Pour Michel Sapin, ministre de la réforme de l’Etat, le compte en ligne des données administratives recommandé par le député Thierry Carcenac existera dans cinq ans. Et c’est indispensable. Interview.
Transfert : Etes-vous partisan d’un guichet unique pour l’usager, tel que l’imagine le rapport Carcenac ? A quelle échéance est-ce réalisable ?
Service photographique du premier ministre |
Michel Sapin : La France est en passe d’achever un premier cycle dans le domaine de l’administration électronique, ouvert par le PAGSI (programme d’action gouvernementale pour la société de l’information) il y a trois ans. C’est déjà une réussite remarquable. D’ici cinq ans, la plupart des démarches administratives s’appuieront sur les technologies de l’information. On pourra les engager sur internet, en discuter au téléphone avec un agent qui accèdera directement en ligne à votre dossier ; on recevra les documents par courrier électronique ou par La Poste, on sera prévenu par message sur son téléphone portable de l’avancée de son dossier... Cependant, de nombreux usagers continueront à s’adresser aux guichets de proximité, parce qu’ils préfèreront le contact direct avec l’agent ou qu’ils auront des difficultés à manier eux-mêmes les nouveaux outils. Les TIC( technologies de l’information et de a communication) pourront alors faciliter le travail des médiateurs entre les administrations et ces publics sensibles.
Cela dit, nous ne devons pas nous contenter de mettre " l’administration sur Internet ". La somme d’intelligence rendue disponible par ces technologies doit renforcer les liens sociaux, faciliter l’intégration, développer conjointement l’autonomie des citoyens et leur solidarité active. L’échec de l’administration électronique, ce serait sa réduction à un zapping permanent où, par exemple, votant à domicile à grand renfort de télécommande, l’on pourrait changer de maire, de député, de président, comme l’on change de chaîne.
Les programmes communautaires évoquent la nécessité d’adapter les données administratives à des technologies comme la téléphonie mobile du futur. Est-ce indispensable ?
Passer d’une administration en silo à une administration en réseau impose de créer une fluidité de la circulation des données dans les systèmes d’information de l’...tat. Cela implique de définir des standards communs de description des données permettant la communication entre systèmes. C’est indispensable, par exemple, pour que le site portail www.service-public.fr évolue et permette aux citoyens, aux entreprises et aux agents publics de disposer de téléservices publics avancés : transactions, personnalisation, mobilité.
La disponibilité aux normes de la téléphonie mobile ou à d’autres technologies de diffusion à venir est alors très facile à obtenir, puisqu’il suffit de construire une interface adaptée, sans avoir à toucher aux documents, aux services ou aux données.
On dit souvent que l’usager de l’administration va devenir un client aussi exigeant à l’égard du service public qu’à l’égard d’une entreprise privée...
L’usager est plus qu’un client pour l’administration : c’est un citoyen.
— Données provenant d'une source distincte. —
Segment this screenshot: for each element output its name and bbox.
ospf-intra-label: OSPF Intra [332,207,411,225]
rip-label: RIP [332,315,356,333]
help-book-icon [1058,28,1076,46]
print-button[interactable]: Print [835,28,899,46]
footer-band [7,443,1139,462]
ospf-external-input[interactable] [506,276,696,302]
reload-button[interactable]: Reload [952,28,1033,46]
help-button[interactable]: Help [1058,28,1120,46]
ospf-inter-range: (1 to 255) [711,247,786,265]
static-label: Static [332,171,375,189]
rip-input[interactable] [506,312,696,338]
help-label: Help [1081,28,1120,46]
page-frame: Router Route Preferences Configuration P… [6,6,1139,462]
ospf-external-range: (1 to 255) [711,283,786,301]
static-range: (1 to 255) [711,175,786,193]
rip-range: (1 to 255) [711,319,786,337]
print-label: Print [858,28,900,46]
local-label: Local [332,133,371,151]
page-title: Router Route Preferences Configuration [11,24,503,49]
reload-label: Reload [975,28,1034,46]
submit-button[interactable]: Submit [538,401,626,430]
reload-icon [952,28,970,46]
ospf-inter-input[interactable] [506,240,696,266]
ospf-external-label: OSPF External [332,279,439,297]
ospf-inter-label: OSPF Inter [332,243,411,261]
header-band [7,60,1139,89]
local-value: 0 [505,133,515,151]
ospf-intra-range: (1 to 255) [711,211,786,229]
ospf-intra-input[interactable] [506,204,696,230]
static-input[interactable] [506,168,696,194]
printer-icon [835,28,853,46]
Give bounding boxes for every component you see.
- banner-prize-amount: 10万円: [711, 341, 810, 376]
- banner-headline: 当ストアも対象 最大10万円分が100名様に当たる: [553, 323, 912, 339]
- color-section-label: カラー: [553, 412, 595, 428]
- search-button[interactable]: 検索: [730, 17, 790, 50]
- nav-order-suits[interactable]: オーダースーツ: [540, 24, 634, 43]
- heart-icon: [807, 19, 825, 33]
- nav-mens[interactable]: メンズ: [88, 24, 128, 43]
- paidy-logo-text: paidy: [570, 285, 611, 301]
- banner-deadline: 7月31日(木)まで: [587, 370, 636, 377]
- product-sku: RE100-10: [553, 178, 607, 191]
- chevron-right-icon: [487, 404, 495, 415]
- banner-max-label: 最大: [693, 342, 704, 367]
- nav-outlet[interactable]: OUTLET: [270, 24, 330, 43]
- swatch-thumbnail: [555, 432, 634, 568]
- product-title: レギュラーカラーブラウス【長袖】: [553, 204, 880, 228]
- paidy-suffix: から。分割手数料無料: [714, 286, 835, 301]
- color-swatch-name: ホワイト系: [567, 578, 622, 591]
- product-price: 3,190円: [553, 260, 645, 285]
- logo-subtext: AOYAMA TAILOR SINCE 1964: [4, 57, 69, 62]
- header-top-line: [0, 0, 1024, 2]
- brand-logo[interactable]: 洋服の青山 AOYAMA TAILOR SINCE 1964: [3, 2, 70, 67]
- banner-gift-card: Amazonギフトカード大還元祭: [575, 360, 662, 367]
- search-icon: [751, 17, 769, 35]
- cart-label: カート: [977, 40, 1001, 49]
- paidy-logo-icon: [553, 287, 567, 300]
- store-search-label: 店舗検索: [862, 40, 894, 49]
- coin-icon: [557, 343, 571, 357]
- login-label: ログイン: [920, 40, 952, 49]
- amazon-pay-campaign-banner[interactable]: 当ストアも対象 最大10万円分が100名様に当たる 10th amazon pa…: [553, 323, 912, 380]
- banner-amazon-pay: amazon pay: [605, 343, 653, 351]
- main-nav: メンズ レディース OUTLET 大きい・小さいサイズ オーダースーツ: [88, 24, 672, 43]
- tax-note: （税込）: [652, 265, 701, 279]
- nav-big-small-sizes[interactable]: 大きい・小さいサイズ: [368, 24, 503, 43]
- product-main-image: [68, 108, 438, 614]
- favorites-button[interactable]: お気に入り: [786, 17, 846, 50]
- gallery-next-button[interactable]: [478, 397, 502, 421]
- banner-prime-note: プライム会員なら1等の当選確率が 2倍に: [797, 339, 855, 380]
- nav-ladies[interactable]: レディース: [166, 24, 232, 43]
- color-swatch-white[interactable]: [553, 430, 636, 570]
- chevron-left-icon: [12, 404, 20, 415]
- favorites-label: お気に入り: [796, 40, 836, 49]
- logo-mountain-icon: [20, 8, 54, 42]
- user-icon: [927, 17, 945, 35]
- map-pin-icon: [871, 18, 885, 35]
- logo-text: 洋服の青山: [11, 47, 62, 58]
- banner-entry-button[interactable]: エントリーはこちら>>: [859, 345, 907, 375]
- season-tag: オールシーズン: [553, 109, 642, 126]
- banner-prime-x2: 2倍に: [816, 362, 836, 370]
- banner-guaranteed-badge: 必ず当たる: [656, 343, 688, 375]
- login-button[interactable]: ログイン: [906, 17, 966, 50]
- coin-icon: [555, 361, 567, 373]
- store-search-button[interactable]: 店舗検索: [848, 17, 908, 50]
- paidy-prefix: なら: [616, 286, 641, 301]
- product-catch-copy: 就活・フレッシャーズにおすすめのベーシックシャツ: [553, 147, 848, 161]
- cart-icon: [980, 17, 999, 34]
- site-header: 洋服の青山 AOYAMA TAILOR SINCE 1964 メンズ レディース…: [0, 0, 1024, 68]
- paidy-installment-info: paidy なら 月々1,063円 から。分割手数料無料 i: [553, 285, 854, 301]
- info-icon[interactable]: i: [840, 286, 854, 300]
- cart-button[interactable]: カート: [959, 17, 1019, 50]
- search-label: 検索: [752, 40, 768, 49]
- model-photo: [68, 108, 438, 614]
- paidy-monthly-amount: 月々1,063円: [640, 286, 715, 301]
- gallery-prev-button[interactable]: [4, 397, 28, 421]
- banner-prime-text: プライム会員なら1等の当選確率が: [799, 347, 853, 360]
De ce point de vue, je ne pense pas qu’il soit aujourd’hui moins exigeant à l’égard du service public qu’à l’égard d’autres fournisseurs de services. Simplement, son mécontentement éventuel ne se traduit pas de la même manière, parce qu’il ne peut pas changer de fournisseur. Les Français n’attendent pas aujourd’hui moins, mais plus de services publics, c’est-à-dire des services plus complets, plus accessibles, plus attentifs, plus ouverts, plus simples à utiliser. L’enjeu est de réussir à répondre à cette demande : c’est là que les outils de la société de l’information jouent leur rôle, parce qu’ils permettent de réduire les tâches les plus automatiques, les plus répétitives, et de confier aux agents publics des responsabilités plus larges.
Et si on ne fait pas le guichet unique ?
L’enjeu est simple. Il se pose en France comme dans toutes les économies développées : soit l’administration sait mettre à profit les TIC pour améliorer sa relation avec les usagers, développer de nouveaux services, - auquel cas elle sera, grâce aux TIC, confortée dans sa légitimité, -soit l’administration prend du retard dans l’utilisation de ces technologies, et elle court le risque d’être ringardisée et remise en cause.
N.B. : Cette interview a été réalisée par courrier électronique.